Espaces publics : de l’utopie à la réalité de l’usage
Envisagée initialement comme une « ville pour piétons », Villeneuve-d’Ascq dispose d’un important nombre de pistes cyclables et de chemins piétonniers indépendants des trajets routiers. Une « Chaussée haute » a été aménagée au cœur de la ville : au-dessus du flot routier, elle devait favoriser les rencontres entre les habitants des différents quartiers, les salariés, les étudiants.

Mais cette grande idée n’a jamais pris : les chemins rallongent considérablement les trajets piétons, les commerces ont recherché des emplacements accessibles en voiture et les promeneurs n’en ont pas fait un terrain de jeux.

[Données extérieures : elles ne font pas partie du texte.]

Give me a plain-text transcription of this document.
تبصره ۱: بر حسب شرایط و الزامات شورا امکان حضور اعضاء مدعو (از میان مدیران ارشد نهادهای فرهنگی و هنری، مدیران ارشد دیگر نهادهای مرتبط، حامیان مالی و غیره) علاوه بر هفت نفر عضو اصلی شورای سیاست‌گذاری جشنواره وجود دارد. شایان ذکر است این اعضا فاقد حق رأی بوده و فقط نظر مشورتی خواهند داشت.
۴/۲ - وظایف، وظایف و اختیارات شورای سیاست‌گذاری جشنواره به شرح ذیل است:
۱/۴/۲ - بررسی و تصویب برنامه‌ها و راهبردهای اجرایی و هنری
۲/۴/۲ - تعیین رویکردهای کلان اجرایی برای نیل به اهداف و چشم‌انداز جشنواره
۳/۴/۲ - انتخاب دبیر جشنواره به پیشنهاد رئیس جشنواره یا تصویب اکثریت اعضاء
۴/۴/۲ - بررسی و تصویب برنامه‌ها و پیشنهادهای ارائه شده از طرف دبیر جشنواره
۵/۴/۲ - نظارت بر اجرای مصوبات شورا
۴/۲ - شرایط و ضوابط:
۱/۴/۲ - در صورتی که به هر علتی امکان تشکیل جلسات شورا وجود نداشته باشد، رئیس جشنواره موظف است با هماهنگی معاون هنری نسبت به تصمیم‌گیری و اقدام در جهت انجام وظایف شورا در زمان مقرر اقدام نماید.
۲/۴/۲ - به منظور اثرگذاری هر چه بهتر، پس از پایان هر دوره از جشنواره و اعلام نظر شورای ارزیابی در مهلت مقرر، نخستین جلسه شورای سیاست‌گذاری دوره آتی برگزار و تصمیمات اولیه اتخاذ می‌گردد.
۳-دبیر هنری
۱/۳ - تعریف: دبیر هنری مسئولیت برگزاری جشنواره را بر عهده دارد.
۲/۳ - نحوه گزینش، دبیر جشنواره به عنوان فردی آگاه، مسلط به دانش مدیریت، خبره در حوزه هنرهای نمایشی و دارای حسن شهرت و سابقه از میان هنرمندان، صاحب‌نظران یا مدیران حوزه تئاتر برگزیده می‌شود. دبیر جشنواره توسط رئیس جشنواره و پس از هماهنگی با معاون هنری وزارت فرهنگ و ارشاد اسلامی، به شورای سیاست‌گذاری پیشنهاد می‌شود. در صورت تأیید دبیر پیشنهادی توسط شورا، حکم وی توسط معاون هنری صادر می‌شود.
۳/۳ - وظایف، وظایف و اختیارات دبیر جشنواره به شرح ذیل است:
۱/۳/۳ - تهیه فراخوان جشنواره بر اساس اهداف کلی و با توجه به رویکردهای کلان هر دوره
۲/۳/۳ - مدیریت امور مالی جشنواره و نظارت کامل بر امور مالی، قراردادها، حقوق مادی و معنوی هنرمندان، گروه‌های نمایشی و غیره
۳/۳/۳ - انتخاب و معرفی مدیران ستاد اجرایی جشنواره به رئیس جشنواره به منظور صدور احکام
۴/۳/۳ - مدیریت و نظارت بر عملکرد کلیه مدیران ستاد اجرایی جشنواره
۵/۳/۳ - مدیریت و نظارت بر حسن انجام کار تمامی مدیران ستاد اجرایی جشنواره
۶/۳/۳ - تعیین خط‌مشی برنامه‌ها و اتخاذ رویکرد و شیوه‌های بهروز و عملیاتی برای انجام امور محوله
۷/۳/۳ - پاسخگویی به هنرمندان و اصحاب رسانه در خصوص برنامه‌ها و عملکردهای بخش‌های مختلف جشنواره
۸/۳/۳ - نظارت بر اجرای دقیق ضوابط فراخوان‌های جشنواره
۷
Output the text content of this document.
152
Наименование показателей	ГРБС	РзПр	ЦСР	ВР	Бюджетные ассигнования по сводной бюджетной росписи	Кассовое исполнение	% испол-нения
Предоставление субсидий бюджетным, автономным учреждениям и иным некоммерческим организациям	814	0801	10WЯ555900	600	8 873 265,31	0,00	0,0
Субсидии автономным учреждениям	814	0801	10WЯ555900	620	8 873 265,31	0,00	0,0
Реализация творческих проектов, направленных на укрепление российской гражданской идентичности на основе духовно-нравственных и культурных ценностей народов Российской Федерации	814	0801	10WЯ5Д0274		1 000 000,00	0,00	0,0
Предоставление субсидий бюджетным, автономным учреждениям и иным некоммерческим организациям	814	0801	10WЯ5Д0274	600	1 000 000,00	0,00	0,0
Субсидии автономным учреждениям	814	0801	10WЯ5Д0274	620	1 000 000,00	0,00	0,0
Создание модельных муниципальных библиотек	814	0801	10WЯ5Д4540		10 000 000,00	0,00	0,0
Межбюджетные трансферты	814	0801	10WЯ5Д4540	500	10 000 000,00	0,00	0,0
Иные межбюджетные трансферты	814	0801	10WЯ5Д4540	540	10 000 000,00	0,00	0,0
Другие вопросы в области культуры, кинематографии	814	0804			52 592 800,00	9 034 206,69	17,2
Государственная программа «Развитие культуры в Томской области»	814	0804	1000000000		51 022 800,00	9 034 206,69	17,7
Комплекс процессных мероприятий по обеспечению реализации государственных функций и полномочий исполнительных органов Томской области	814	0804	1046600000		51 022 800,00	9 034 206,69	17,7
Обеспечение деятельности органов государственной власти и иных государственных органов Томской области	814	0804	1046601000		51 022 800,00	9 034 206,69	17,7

En janvier 2016, le conseil municipal a présenté un projet de recomposition du centre-ville qui prévoit de descendre le niveau de la Chaussée haute pour connecter cette zone à la vie urbaine environnante. Aménagé avec escaliers, rampes, pentes et emmarchements pour faciliter le parcours à tous les types de publics, ce nouvel espace devrait relier les équipements clés majeurs, qui parfois tournaient le dos à la Chaussée haute, pour trouver du public.

L’idée de séparer piétons et automobilistes aura fait long feu : tout en maintenant les trames vertes propres aux villes nouvelles, les concepts qui émergent mêlent bien plus les différents modes de déplacement, pour gagner en fluidité.